As I had time, I began poking around the Internet and my copy of Admiral of the Ocean Sea (which I had the presence of mind to bring with me to Barcelona) and discovered that Columbus had given his report of the First Voyage to the Spanish Sovereigns in the old palace, still standing, in Barcelona. He had come by land from Sevilla, his Spanish home, with a large entourage in the Spring of 1493, and entered the small square in front of the palace where the Sovereigns were seated at the top of the stairs at the palace entrance. His entourage included six Indians, who were baptized the next week in the Cathedral of Barcelona, just a few steps from the palace.
A short speech about Columbus quickly became part of my welcome and orientation of new missionaries. We would take newly arrived missionaries directly to the top of the hill Montjuic where we could look down on the city and Columbus monument, read 1 Nephi 13:12, and talk about how their arrival in Barcelona would also change the world, at least for them and the people they taught.

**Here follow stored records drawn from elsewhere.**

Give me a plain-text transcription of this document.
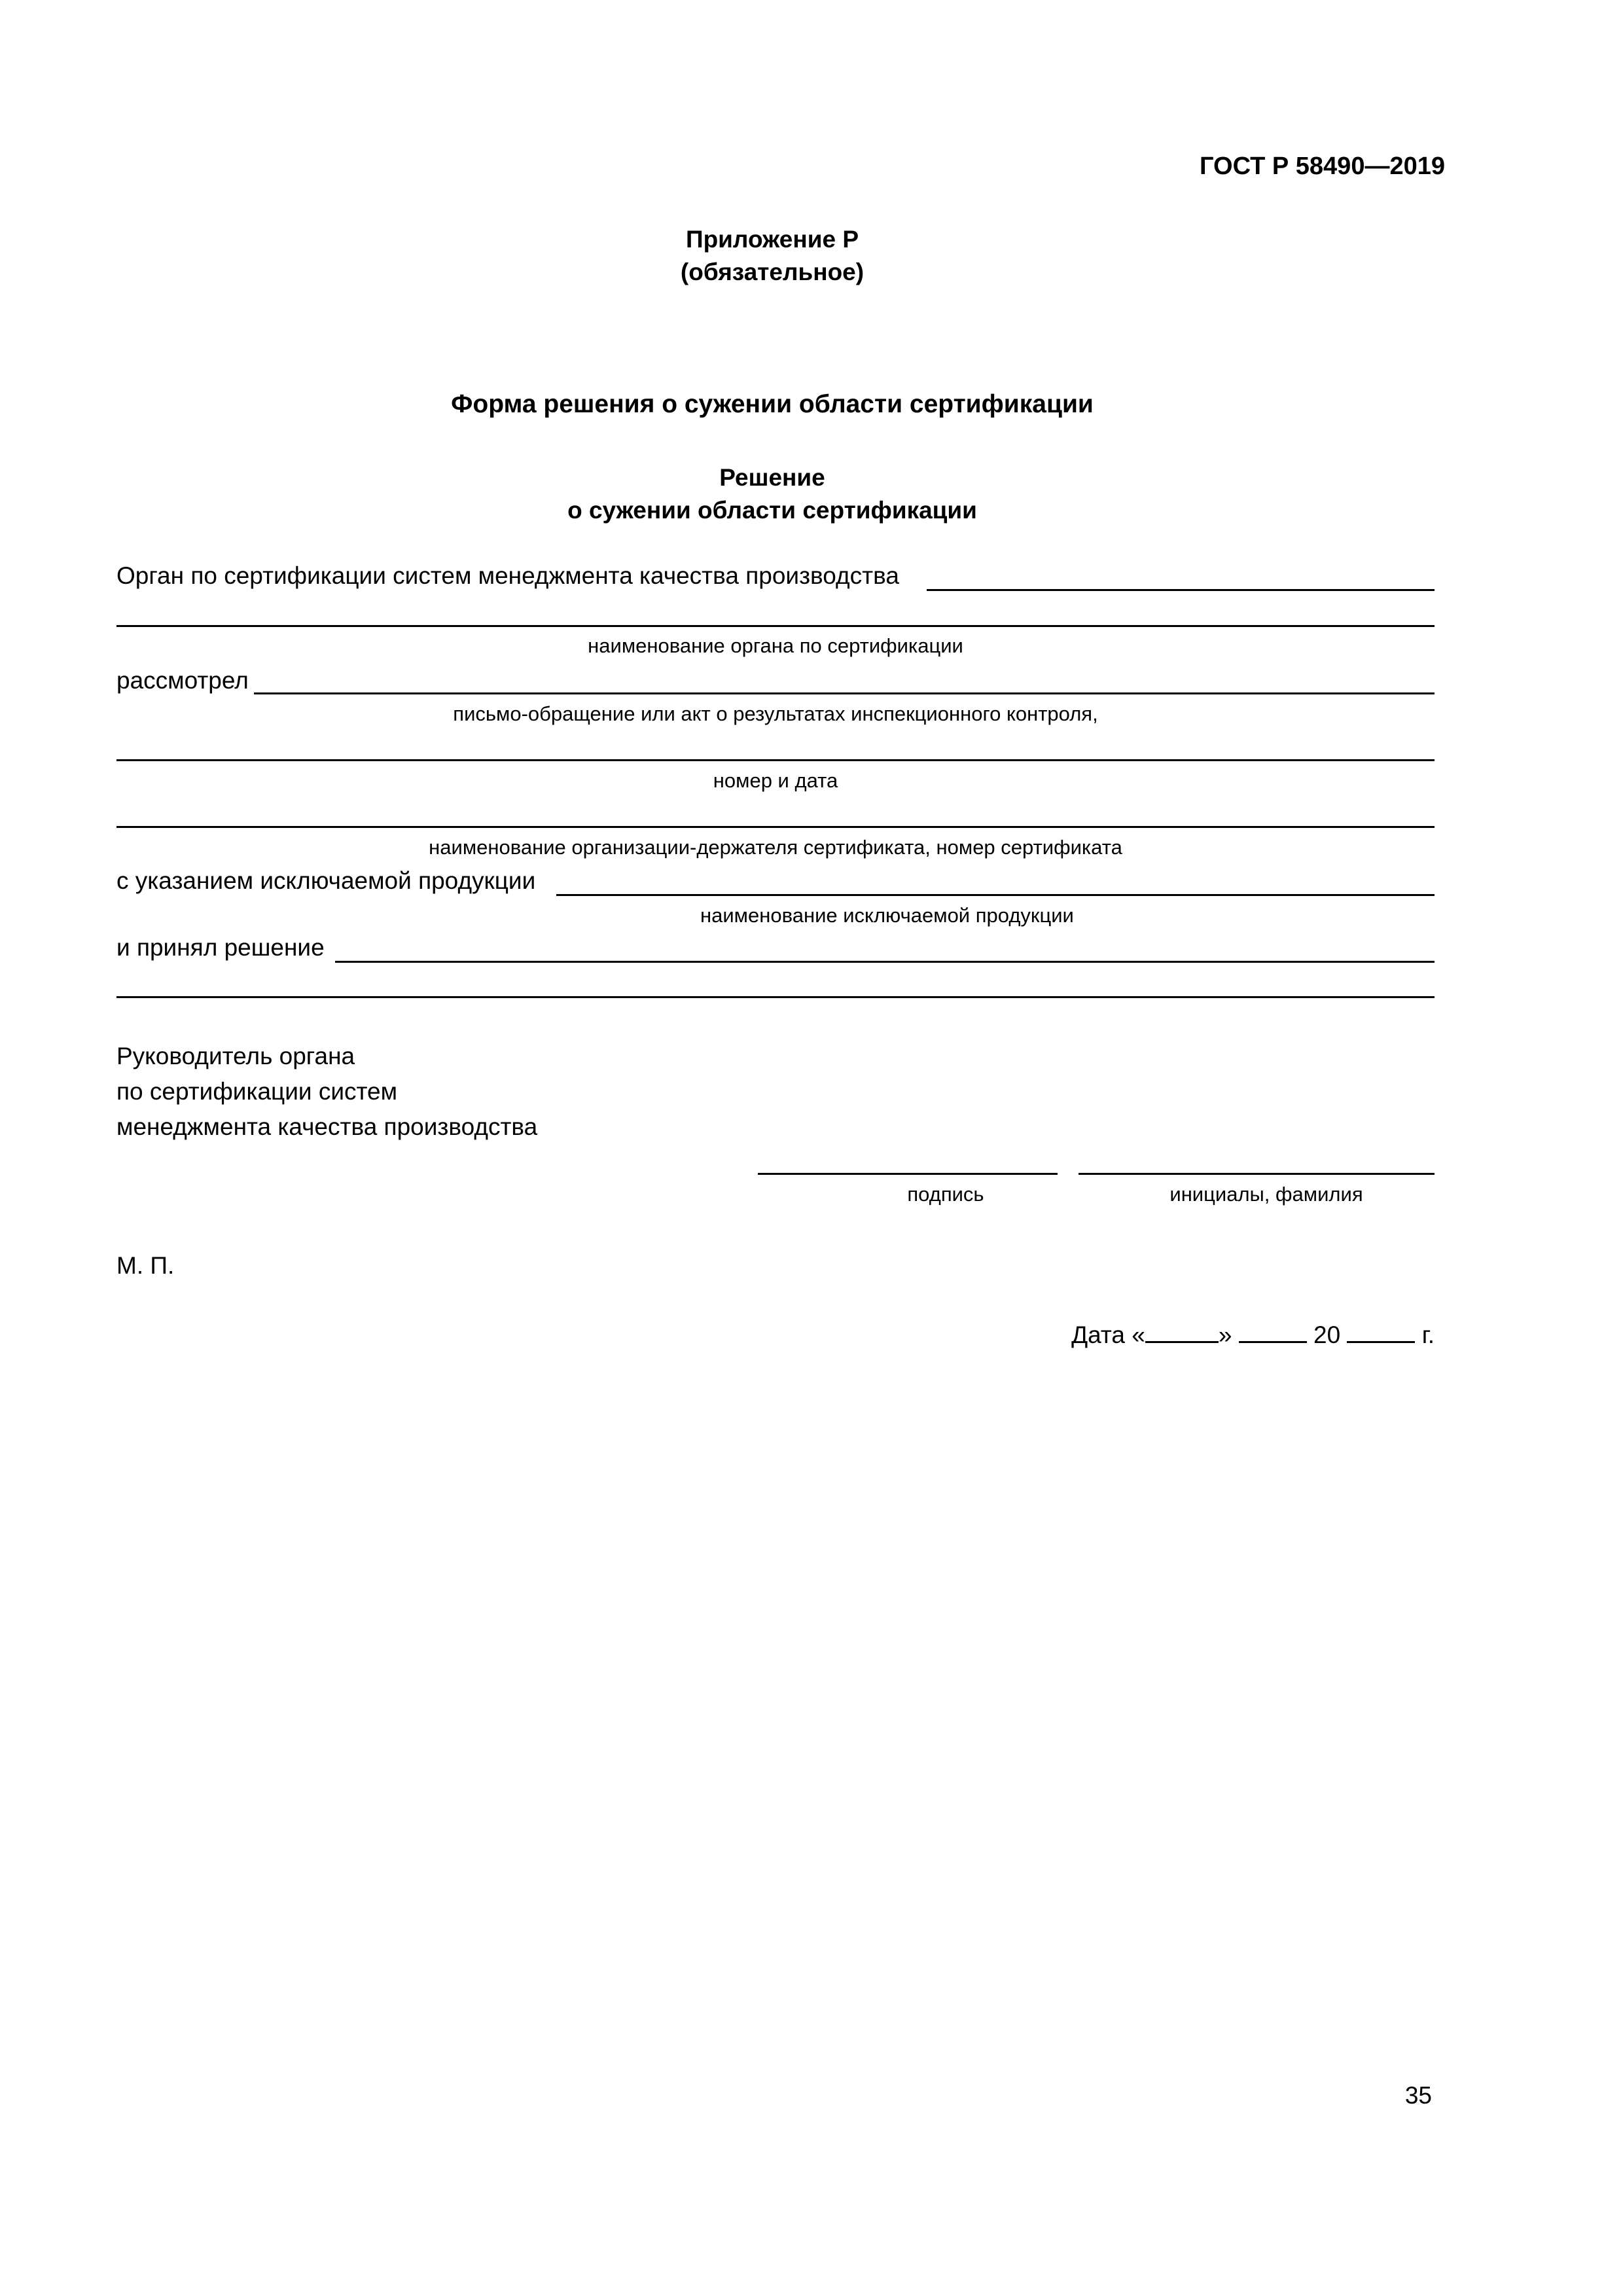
ГОСТ Р 58490—2019
Приложение Р
(обязательное)
Форма решения о сужении области сертификации
Решение
о сужении области сертификации
Орган по сертификации систем менеджмента качества производства
наименование органа по сертификации
рассмотрел
письмо-обращение или акт о результатах инспекционного контроля,
номер и дата
наименование организации-держателя сертификата, номер сертификата
с указанием исключаемой продукции
наименование исключаемой продукции
и принял решение
Руководитель органа
по сертификации систем
менеджмента качества производства
подпись	инициалы, фамилия
М. П.
Дата «	»	20	г.
35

Sometime that fall in my Internet ramblings I stumbled across a quote from Columbus that stunned me. It was from his extensive writings known as the Libro de profecias, where he writes extensively of his motivations and the meaning of his discoveries. The particular passage that caught my eye reads:
With a hand that could be felt, the Lord opened my mind to the fact that it would be possible to sail from here to the Indies, and he opened my will to desire to accomplish the project. This was the fire that burned within me when I came to visit Your Highnesses. All who found out about my project denounced it with laughter and ridiculed me. All the sciences which I mentioned above were of no use to me. Quotations of learned opinion were no help. Only Your Majesties had faith and perseverance. Who can doubt that this fire was not merely mine, but also of the Holy Spirit who encouraged me with a radiance of marvelous illumination from his sacred Holy Scriptures, by a most clear and powerful testimony… urging me to press forward? Continually, without a moment’s hesitation, the Scriptures urge me to press forward with great haste. [Italics mine]

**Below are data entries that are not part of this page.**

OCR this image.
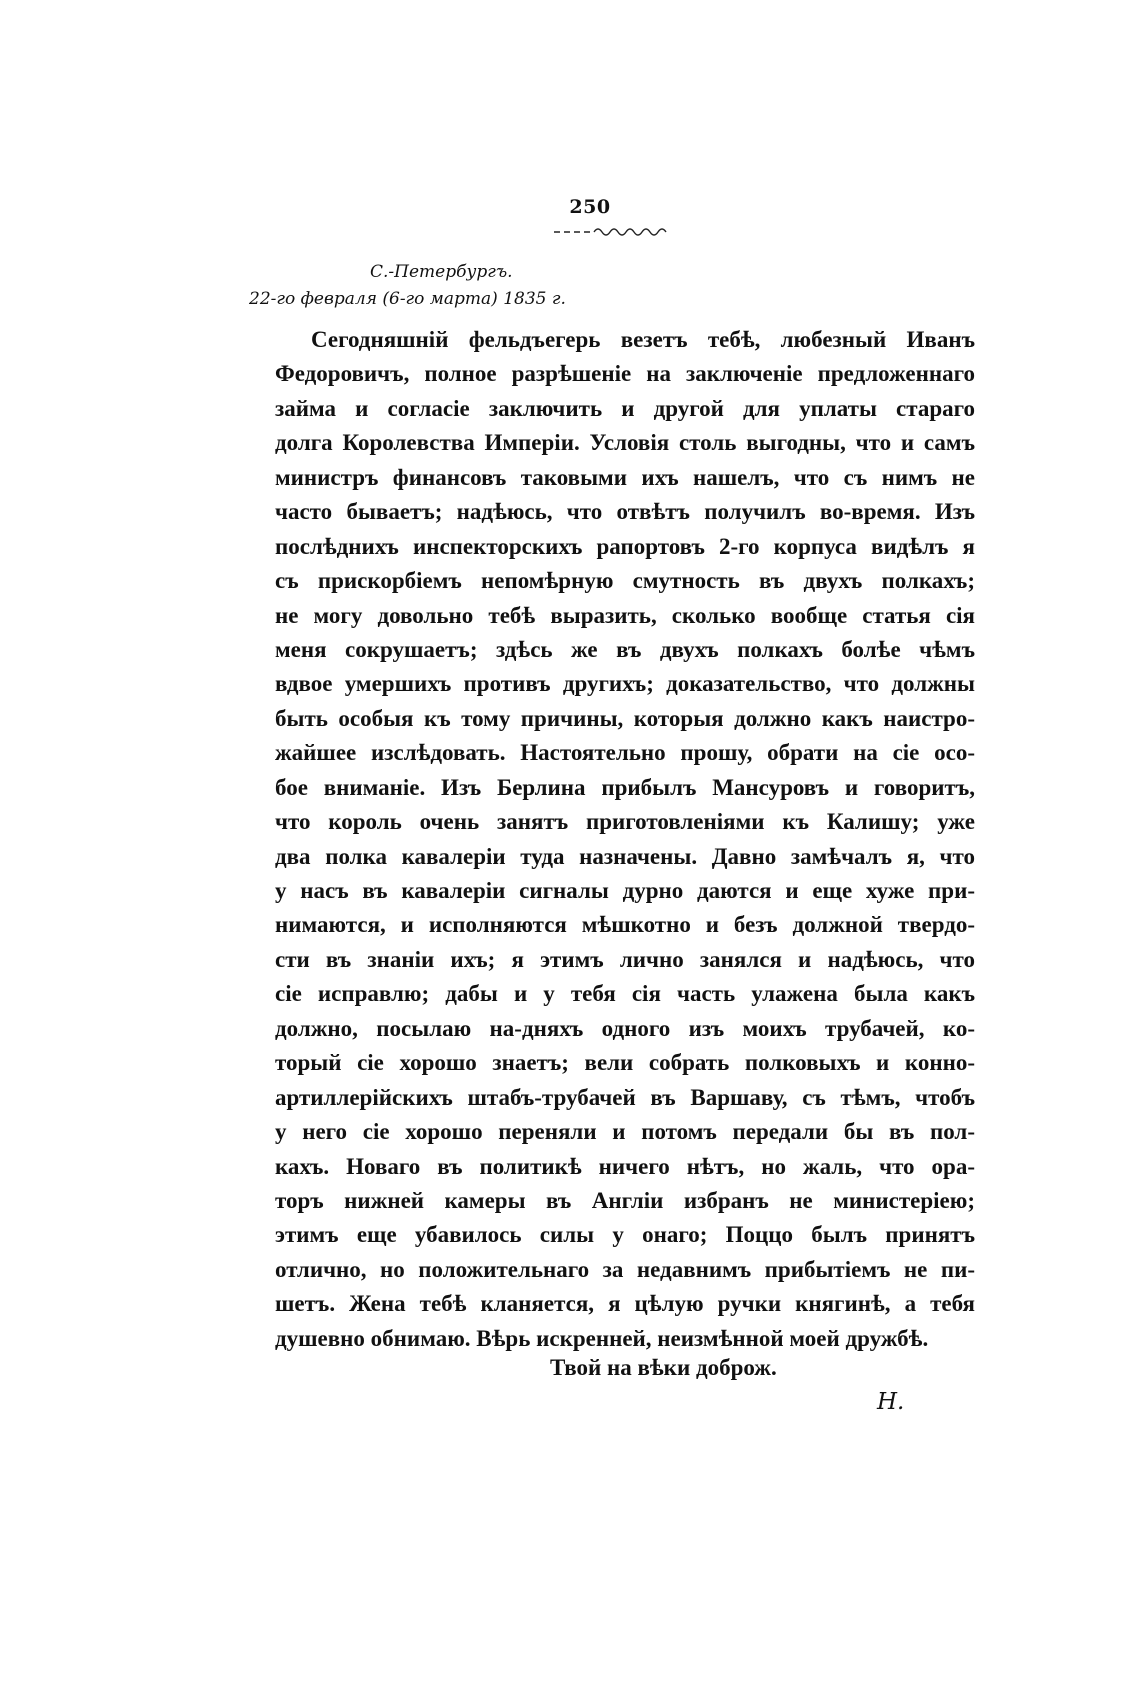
250
С.-Петербургъ.
22-го февраля (6-го марта) 1835 г.
Сегодняшній фельдъегерь везетъ тебѣ, любезный Иванъ
Федоровичъ, полное разрѣшеніе на заключеніе предложеннаго
займа и согласіе заключить и другой для уплаты стараго
долга Королевства Имперіи. Условія столь выгодны, что и самъ
министръ финансовъ таковыми ихъ нашелъ, что съ нимъ не
часто бываетъ; надѣюсь, что отвѣтъ получилъ во-время. Изъ
послѣднихъ инспекторскихъ рапортовъ 2-го корпуса видѣлъ я
съ прискорбіемъ непомѣрную смутность въ двухъ полкахъ;
не могу довольно тебѣ выразить, сколько вообще статья сія
меня сокрушаетъ; здѣсь же въ двухъ полкахъ болѣе чѣмъ
вдвое умершихъ противъ другихъ; доказательство, что должны
быть особыя къ тому причины, которыя должно какъ наистро-
жайшее изслѣдовать. Настоятельно прошу, обрати на сіе осо-
бое вниманіе. Изъ Берлина прибылъ Мансуровъ и говоритъ,
что король очень занятъ приготовленіями къ Калишу; уже
два полка кавалеріи туда назначены. Давно замѣчалъ я, что
у насъ въ кавалеріи сигналы дурно даются и еще хуже при-
нимаются, и исполняются мѣшкотно и безъ должной твердо-
сти въ знаніи ихъ; я этимъ лично занялся и надѣюсь, что
сіе исправлю; дабы и у тебя сія часть улажена была какъ
должно, посылаю на-дняхъ одного изъ моихъ трубачей, ко-
торый сіе хорошо знаетъ; вели собрать полковыхъ и конно-
артиллерійскихъ штабъ-трубачей въ Варшаву, съ тѣмъ, чтобъ
у него сіе хорошо переняли и потомъ передали бы въ пол-
кахъ. Новаго въ политикѣ ничего нѣтъ, но жаль, что ора-
торъ нижней камеры въ Англіи избранъ не министеріею;
этимъ еще убавилось силы у онаго; Поццо былъ принятъ
отлично, но положительнаго за недавнимъ прибытіемъ не пи-
шетъ. Жена тебѣ кланяется, я цѣлую ручки княгинѣ, а тебя
душевно обнимаю. Вѣрь искренней, неизмѣнной моей дружбѣ.
Твой на вѣки доброж.
Н.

Nephi, in his succinct verse regarding Columbus, tells us not just what Columbus would do (“he went forth upon the many waters, even unto the seed of my brethren, who were in the promised land”) but why he would do it (“I beheld the Spirit of God, that it came down and wrought upon the man”). What surprised me when I read the paragraph from Columbus is that he knew why he did it – he was filled with the fire of the Holy Ghost urging him to press forward with great haste!
This quote immediately became part of my orientation speech from the top of Montjuic, and the phrase, “this was the fire that burned within me” became part of our mission lexicon and culture. And I became obsessed with learning more about this remarkable man who not only fulfilled prophecy but, as is evident in his writings, knew he was fulfilling prophecy and that he was a instrument of God in bringing to pass one of the great works to be done before the Second Coming – preaching the Gospel of Jesus Christ to all people.